The recently installed "blue button" on the Veteran Affairs Department's MyHealtheVet portal represents a first step toward the type of full access to their personal health records veterans can expect to see when the VA stands up the virtual lifetime electronic record (VLER).

That was how Peter Levin, the VA's chief technology officer described the relationship between the blue button project and VLER, the ambitious VA-Defense Department plan to track the health, benefits and administrative records of people from the day they are inducted into the military through the remainder of their lives as veterans.

"I think the blue button is the first instance of what the patient will see with VLER, but the operative phrase here is what the patient will see," Levin said in an interview.

By clicking the button, veterans can download emergency contacts and demographic information from the MyHealtheVet site into a personal health record (PHR) on their computer and print it out or share it via a flash drive with other providers inside and outside of VA.
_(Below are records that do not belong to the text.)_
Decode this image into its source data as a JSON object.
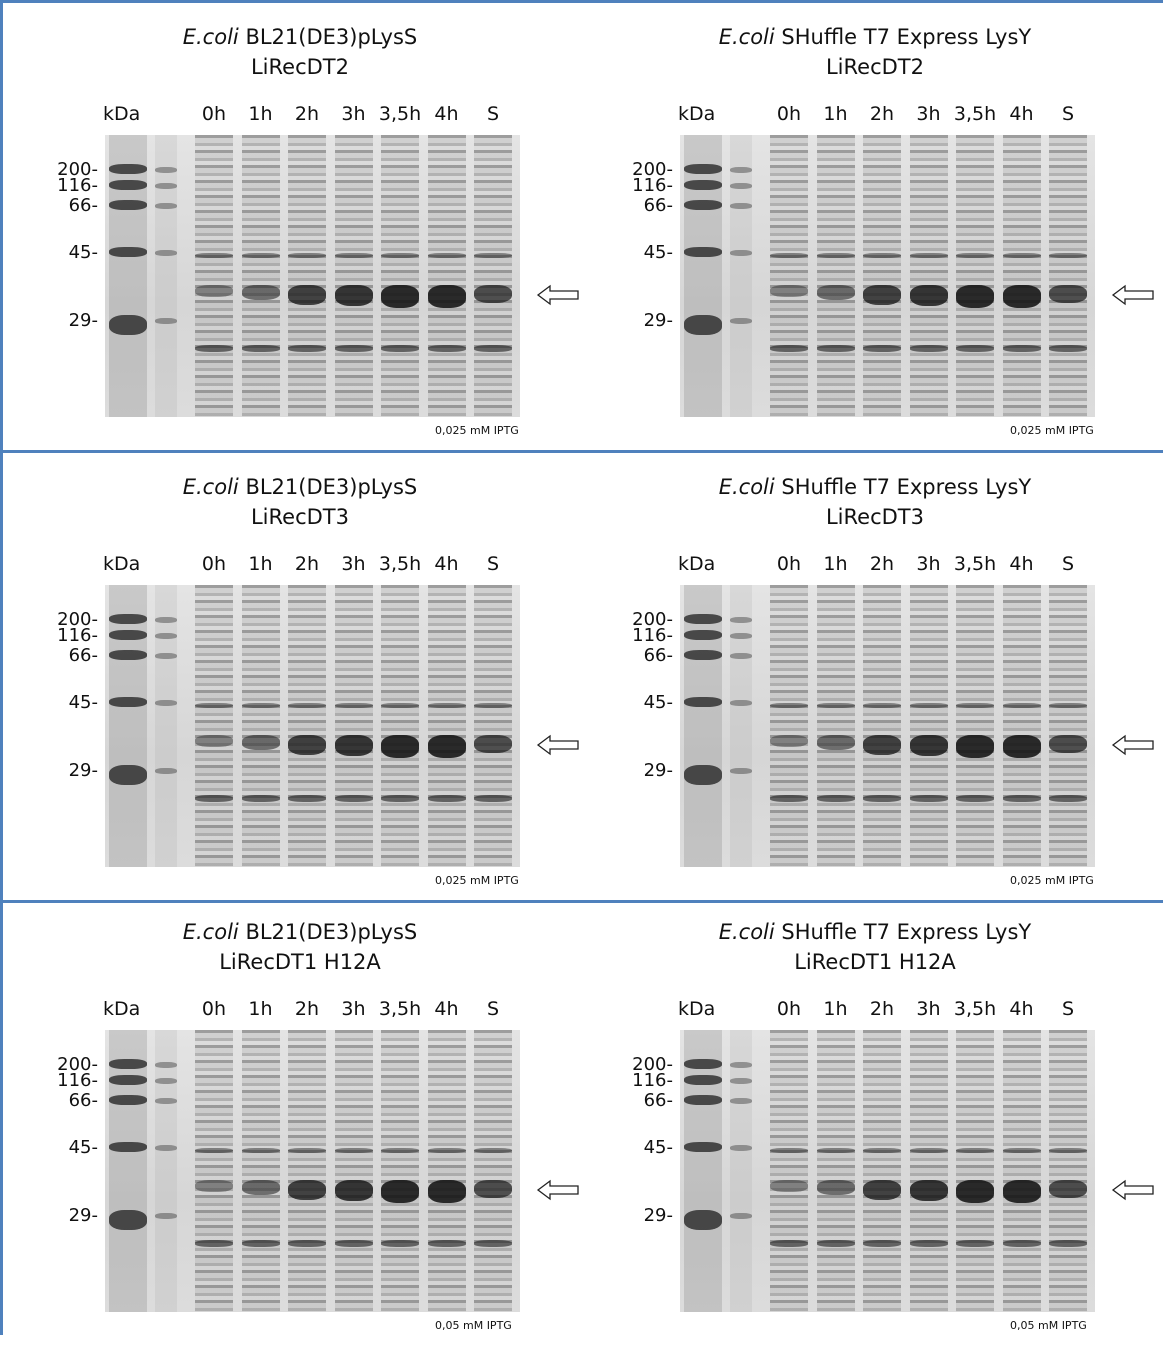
{
  "panels": [
    {
      "species": "E.coli",
      "strain": "BL21(DE3)pLysS",
      "protein": "LiRecDT2",
      "kda": "kDa",
      "lanes": [
        "0h",
        "1h",
        "2h",
        "3h",
        "3,5h",
        "4h",
        "S"
      ],
      "markers": [
        "200-",
        "116-",
        "66-",
        "45-",
        "29-"
      ],
      "note": "0,025 mM IPTG"
    },
    {
      "species": "E.coli",
      "strain": "SHuffle T7 Express LysY",
      "protein": "LiRecDT2",
      "kda": "kDa",
      "lanes": [
        "0h",
        "1h",
        "2h",
        "3h",
        "3,5h",
        "4h",
        "S"
      ],
      "markers": [
        "200-",
        "116-",
        "66-",
        "45-",
        "29-"
      ],
      "note": "0,025 mM IPTG"
    },
    {
      "species": "E.coli",
      "strain": "BL21(DE3)pLysS",
      "protein": "LiRecDT3",
      "kda": "kDa",
      "lanes": [
        "0h",
        "1h",
        "2h",
        "3h",
        "3,5h",
        "4h",
        "S"
      ],
      "markers": [
        "200-",
        "116-",
        "66-",
        "45-",
        "29-"
      ],
      "note": "0,025 mM IPTG"
    },
    {
      "species": "E.coli",
      "strain": "SHuffle T7 Express LysY",
      "protein": "LiRecDT3",
      "kda": "kDa",
      "lanes": [
        "0h",
        "1h",
        "2h",
        "3h",
        "3,5h",
        "4h",
        "S"
      ],
      "markers": [
        "200-",
        "116-",
        "66-",
        "45-",
        "29-"
      ],
      "note": "0,025 mM IPTG"
    },
    {
      "species": "E.coli",
      "strain": "BL21(DE3)pLysS",
      "protein": "LiRecDT1 H12A",
      "kda": "kDa",
      "lanes": [
        "0h",
        "1h",
        "2h",
        "3h",
        "3,5h",
        "4h",
        "S"
      ],
      "markers": [
        "200-",
        "116-",
        "66-",
        "45-",
        "29-"
      ],
      "note": "0,05 mM IPTG"
    },
    {
      "species": "E.coli",
      "strain": "SHuffle T7 Express LysY",
      "protein": "LiRecDT1 H12A",
      "kda": "kDa",
      "lanes": [
        "0h",
        "1h",
        "2h",
        "3h",
        "3,5h",
        "4h",
        "S"
      ],
      "markers": [
        "200-",
        "116-",
        "66-",
        "45-",
        "29-"
      ],
      "note": "0,05 mM IPTG"
    }
  ]
}
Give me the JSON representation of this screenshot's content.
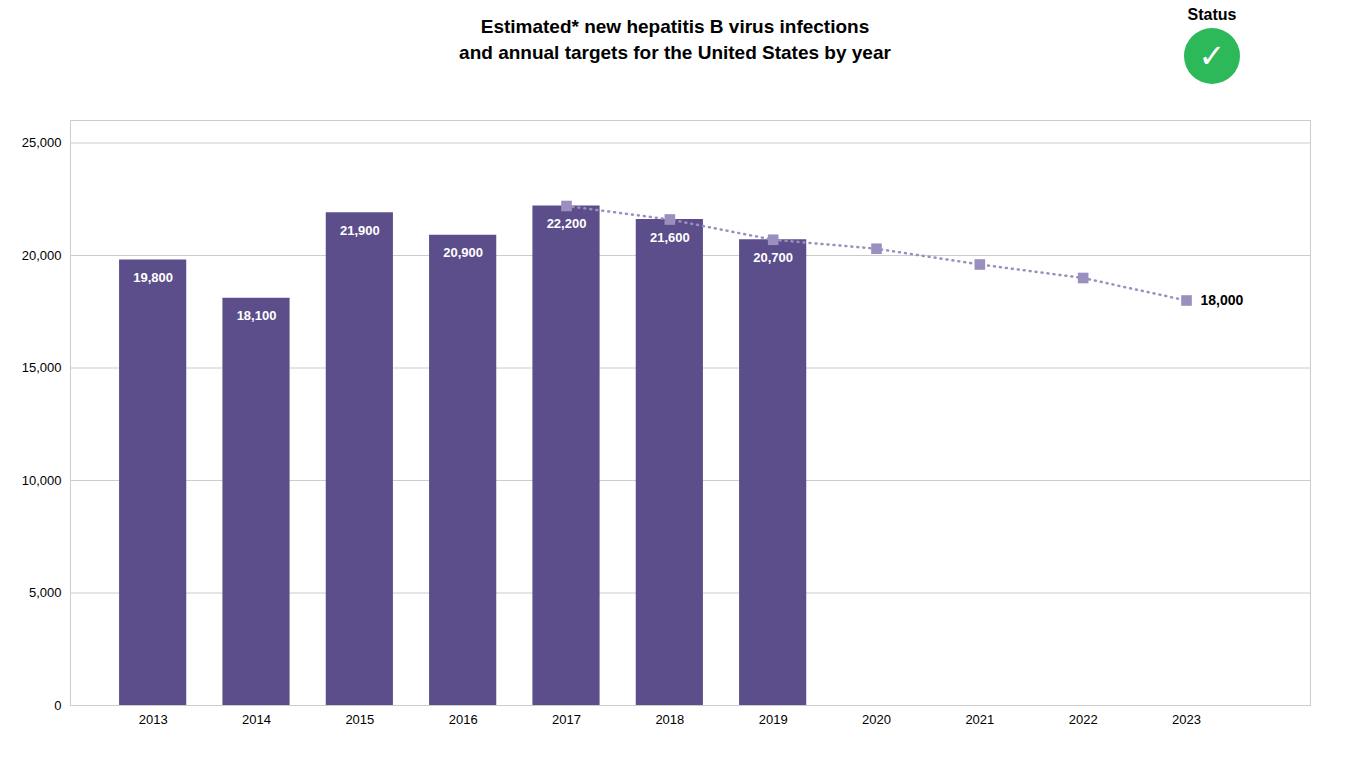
{
  "chart_data": {
    "type": "bar",
    "title": "Estimated* new hepatitis B virus infections\nand annual targets for the United States by year",
    "xlim": [
      2012.2,
      2024.2
    ],
    "xticks": [
      2013,
      2014,
      2015,
      2016,
      2017,
      2018,
      2019,
      2020,
      2021,
      2022,
      2023
    ],
    "ylim": [
      0,
      26000
    ],
    "yticks": [
      0,
      {
        "value": 5000,
        "label": "5,000"
      },
      {
        "value": 10000,
        "label": "10,000"
      },
      {
        "value": 15000,
        "label": "15,000"
      },
      {
        "value": 20000,
        "label": "20,000"
      },
      {
        "value": 25000,
        "label": "25,000"
      }
    ],
    "grid": true,
    "series": [
      {
        "type": "bar",
        "color": "#5c4e8a",
        "x": [
          2013,
          2014,
          2015,
          2016,
          2017,
          2018,
          2019
        ],
        "values": [
          19800,
          18100,
          21900,
          20900,
          22200,
          21600,
          20700
        ],
        "data_labels": true,
        "value_labels": [
          "19,800",
          "18,100",
          "21,900",
          "20,900",
          "22,200",
          "21,600",
          "20,700"
        ]
      },
      {
        "type": "line",
        "color": "#9b8fc0",
        "marker": "square",
        "line_style": "dotted",
        "x": [
          2017,
          2018,
          2019,
          2020,
          2021,
          2022,
          2023
        ],
        "values": [
          22200,
          21600,
          20700,
          20300,
          19600,
          19000,
          18000
        ]
      }
    ],
    "annotations": [
      {
        "text": "18,000",
        "x": 2023,
        "y": 18000
      },
      {
        "text": "Status"
      },
      {
        "text": "✓",
        "color": "#2db85a"
      }
    ]
  }
}
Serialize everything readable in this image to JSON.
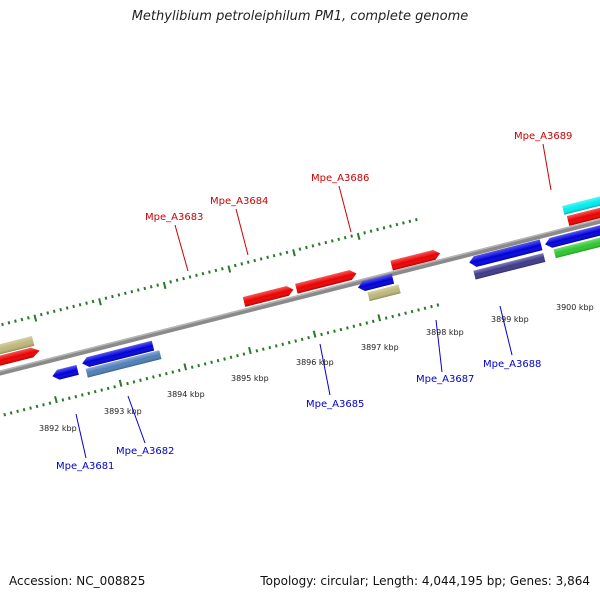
{
  "title": "Methylibium petroleiphilum PM1, complete genome",
  "footer": {
    "accession": "Accession: NC_008825",
    "summary": "Topology: circular; Length: 4,044,195 bp; Genes: 3,864"
  },
  "colors": {
    "forward_label": "#cc0000",
    "reverse_label": "#0000cc",
    "backbone": "#808080",
    "ticks": "#2a7a2a"
  },
  "ticks": [
    {
      "label": "3892 kbp",
      "kbp": 3892
    },
    {
      "label": "3893 kbp",
      "kbp": 3893
    },
    {
      "label": "3894 kbp",
      "kbp": 3894
    },
    {
      "label": "3895 kbp",
      "kbp": 3895
    },
    {
      "label": "3896 kbp",
      "kbp": 3896
    },
    {
      "label": "3897 kbp",
      "kbp": 3897
    },
    {
      "label": "3898 kbp",
      "kbp": 3898
    },
    {
      "label": "3899 kbp",
      "kbp": 3899
    },
    {
      "label": "3900 kbp",
      "kbp": 3900
    }
  ],
  "gene_labels": [
    {
      "name": "Mpe_A3681",
      "strand": "reverse"
    },
    {
      "name": "Mpe_A3682",
      "strand": "reverse"
    },
    {
      "name": "Mpe_A3683",
      "strand": "forward"
    },
    {
      "name": "Mpe_A3684",
      "strand": "forward"
    },
    {
      "name": "Mpe_A3685",
      "strand": "reverse"
    },
    {
      "name": "Mpe_A3686",
      "strand": "forward"
    },
    {
      "name": "Mpe_A3687",
      "strand": "reverse"
    },
    {
      "name": "Mpe_A3688",
      "strand": "reverse"
    },
    {
      "name": "Mpe_A3689",
      "strand": "forward"
    }
  ]
}
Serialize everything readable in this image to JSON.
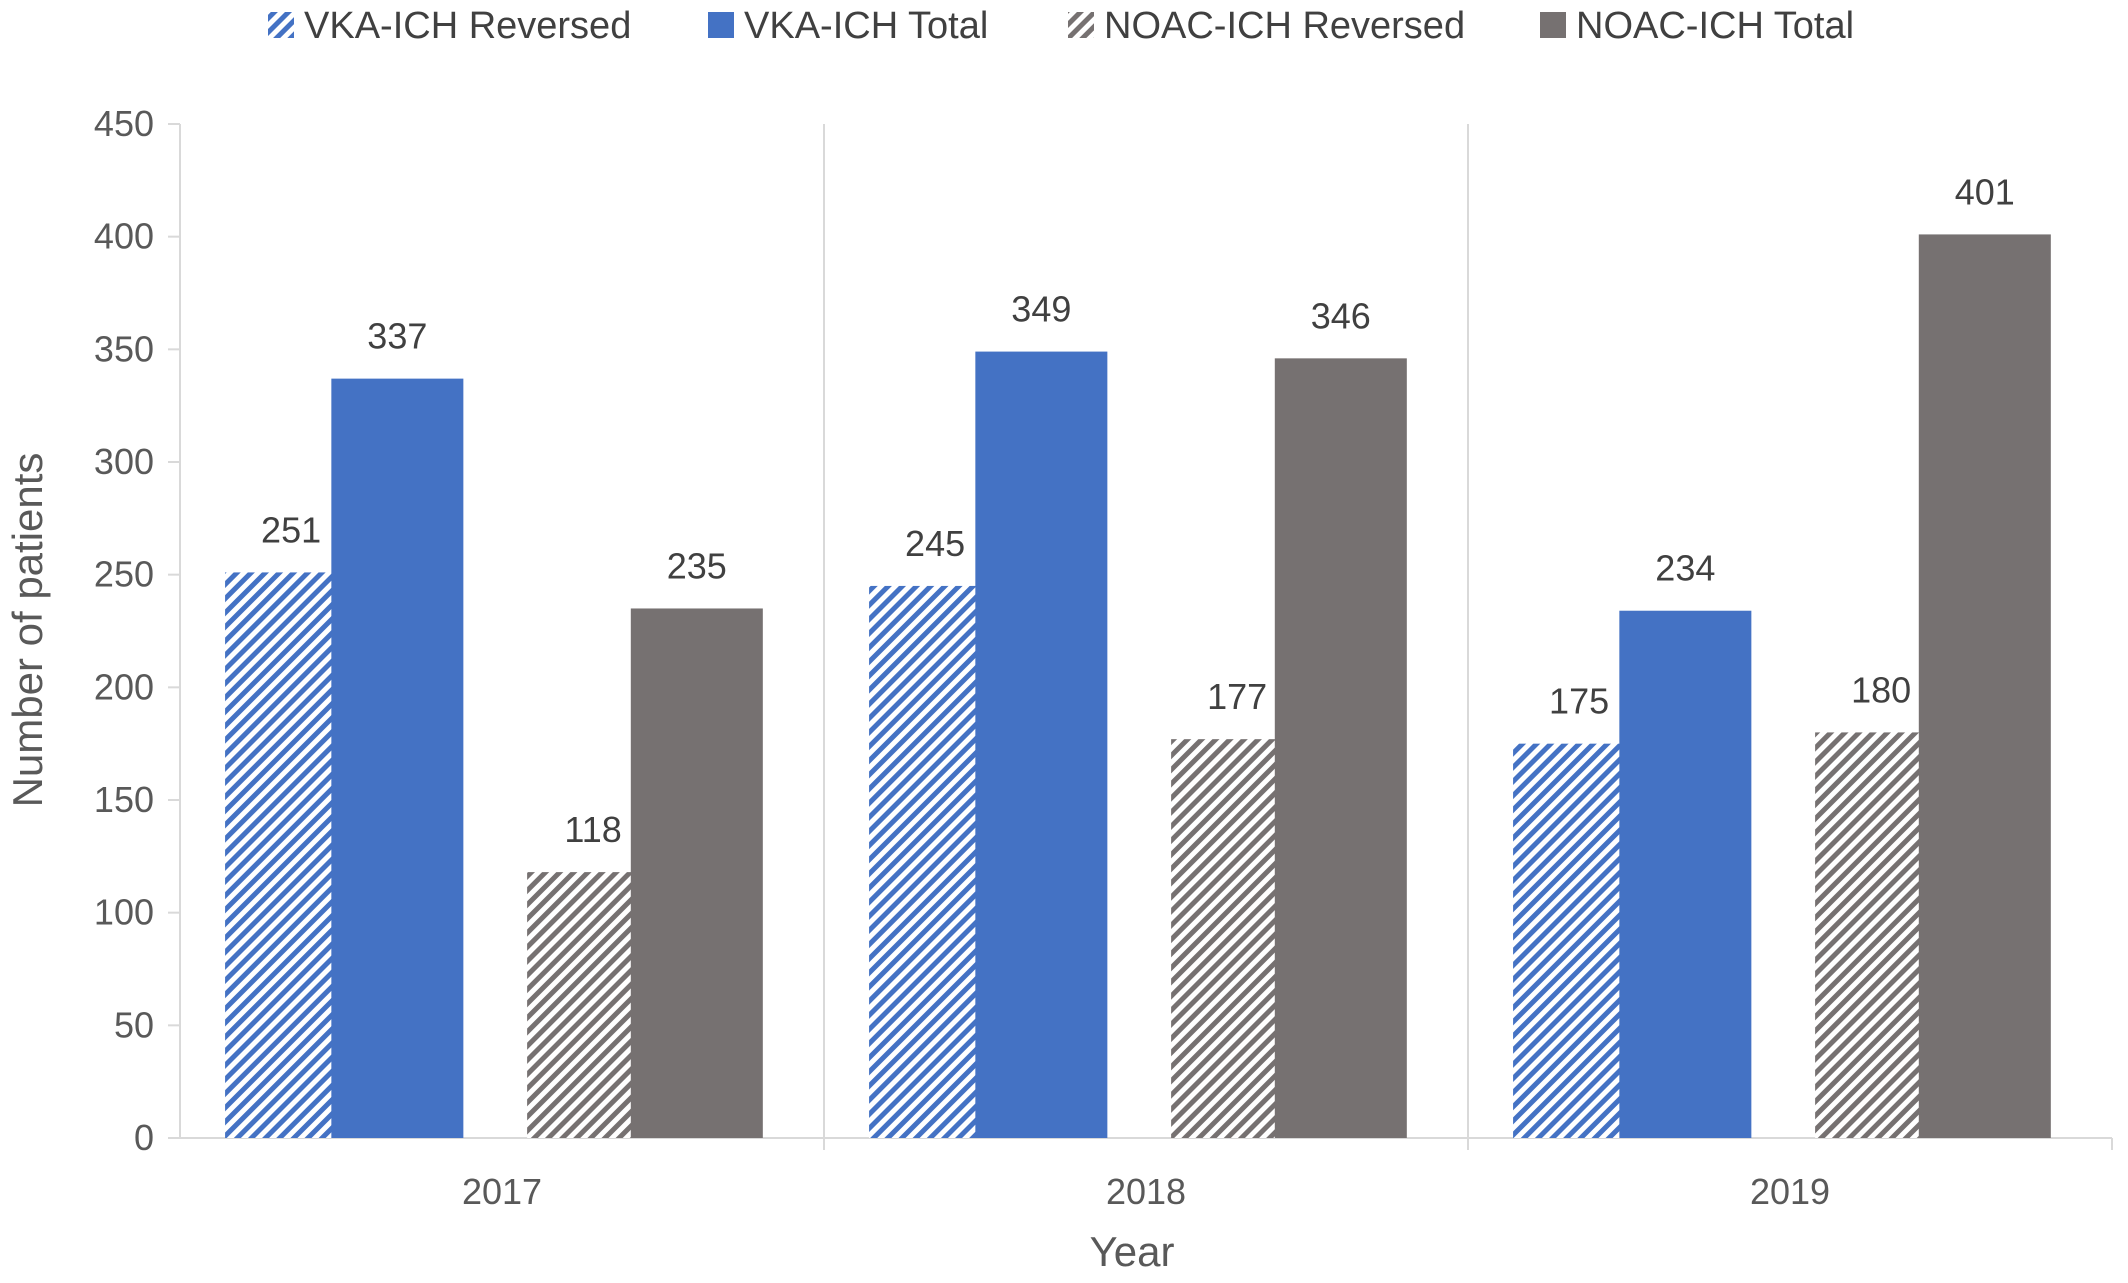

MyHealtheVet contains information to let veterans track their health status, refill prescriptions and learn about health resources available to them.

Recently, the VA added wellness reminders and a prescription medication list to the list of records that can be accessed via the blue button, more sophisticated categories of information that now reside on VistA, VA's long-lived electronic medical record system.

Levin said the blue button represented a "very thin thread and tenuous link to VistA," but nonetheless would help providers meet a level of meaningful use of their EHRs.

"The information that is going to truly impact accessibility, cost and outcome and "...more meaningfully help our service providers both inside and outside the VA meet the specifications of meaningful use are more in VistA than they are in MyHealtheVet," Levin said.

MyHealtheVet is fundamentally "a memory bank" for information that veterans want to remember about themselves, Levin said. Just being able to download that memory bank to a PHR would be "a substantial benefit to veterans" because it is "clip board" information patients typically fill out at a physician office visit, he said.

"But we really wanted to do more, if only to show that it can be done," he said. "That's why we went with two relatively easy components of the VistA record."

VLER will incorporate the complete electronic medical record, while the blue button is a mechanism to make it easier to fill in a PHR for registration convenience and tracking one's health, he said. "But there might be some critical applications, and I expect that there will be clinical information. But we're starting with the easy ones first," Levin said.

Levin compared the blue button to Internet banking services, where customers can download summary data and recent transactions from their financial records. But oer time, banks have added more applications and information to the customer's account site.

VA is beginning to consider the next VistA data sets that will be available to veterans through the blue button for their PHRs, Levin said.